花を観て禁ぜらるるに匪ず、大荒を呑吐す。
由道返氣、處得以狂。
道によりて気に返れば、処し得るに狂をもってす。
天風浪浪、海山蒼蒼。
天風は浪浪と、海山は蒼蒼たり。
- 浪浪 … 『説郛』では「浪海」に作るが、『全唐詩』等に従い改めた。

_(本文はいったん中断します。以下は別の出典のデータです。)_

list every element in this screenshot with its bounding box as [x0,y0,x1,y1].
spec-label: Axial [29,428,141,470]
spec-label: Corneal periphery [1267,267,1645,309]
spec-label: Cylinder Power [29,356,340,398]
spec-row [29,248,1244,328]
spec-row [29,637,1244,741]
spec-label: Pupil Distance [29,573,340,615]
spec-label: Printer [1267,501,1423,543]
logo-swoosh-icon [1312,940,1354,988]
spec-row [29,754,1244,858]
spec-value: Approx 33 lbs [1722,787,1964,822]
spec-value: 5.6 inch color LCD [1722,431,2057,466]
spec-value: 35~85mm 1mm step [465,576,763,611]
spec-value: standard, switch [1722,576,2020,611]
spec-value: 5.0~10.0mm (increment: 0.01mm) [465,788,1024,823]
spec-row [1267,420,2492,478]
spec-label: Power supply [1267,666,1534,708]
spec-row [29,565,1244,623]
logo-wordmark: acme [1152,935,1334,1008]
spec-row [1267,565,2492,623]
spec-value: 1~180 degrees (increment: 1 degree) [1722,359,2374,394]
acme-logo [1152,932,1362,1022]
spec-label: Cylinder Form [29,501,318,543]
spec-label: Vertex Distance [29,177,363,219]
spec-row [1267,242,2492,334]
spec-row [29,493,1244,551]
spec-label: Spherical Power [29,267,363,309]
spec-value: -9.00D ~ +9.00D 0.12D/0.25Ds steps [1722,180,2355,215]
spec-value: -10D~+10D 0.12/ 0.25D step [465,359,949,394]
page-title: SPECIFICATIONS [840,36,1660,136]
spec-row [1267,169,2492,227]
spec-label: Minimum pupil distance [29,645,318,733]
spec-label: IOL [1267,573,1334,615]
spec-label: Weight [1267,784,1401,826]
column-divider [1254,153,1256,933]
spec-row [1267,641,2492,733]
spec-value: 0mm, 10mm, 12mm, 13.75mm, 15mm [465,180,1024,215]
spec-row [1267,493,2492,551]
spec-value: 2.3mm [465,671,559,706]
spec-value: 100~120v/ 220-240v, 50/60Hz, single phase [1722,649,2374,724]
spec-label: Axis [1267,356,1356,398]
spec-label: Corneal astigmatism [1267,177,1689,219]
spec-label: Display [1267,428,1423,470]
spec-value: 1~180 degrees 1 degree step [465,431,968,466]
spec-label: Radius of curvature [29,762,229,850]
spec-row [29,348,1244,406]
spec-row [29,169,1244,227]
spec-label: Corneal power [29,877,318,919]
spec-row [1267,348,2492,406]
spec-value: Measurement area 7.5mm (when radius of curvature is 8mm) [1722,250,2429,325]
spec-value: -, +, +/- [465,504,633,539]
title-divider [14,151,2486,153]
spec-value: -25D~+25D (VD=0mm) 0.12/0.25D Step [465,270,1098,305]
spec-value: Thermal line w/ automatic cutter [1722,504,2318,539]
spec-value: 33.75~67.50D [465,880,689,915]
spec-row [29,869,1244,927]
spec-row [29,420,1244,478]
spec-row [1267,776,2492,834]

(誤字?)
眞力彌滿、萬象在旁。
真力弥満すれば、万象旁にあり。
前招三辰、後引鳳凰。
前に三辰を招き、後に鳳凰を引く。
- 凰 … 『説郛』では判読不能のため、郭紹虞『詩品集解』および『二家詩品』(『和刻本漢籍隨筆集 16』所収)に従い補った。『全唐詩』では「皇」に作る。
曉策六鼇、濯足扶桑。
暁に六鼇に策うち、足を扶桑に濯う。
- 鼇 … 『説郛』および『二家詩品』(『和刻本漢籍隨筆集 16』所収)では「鰲」に作るが、『全唐詩』等に従い改めた。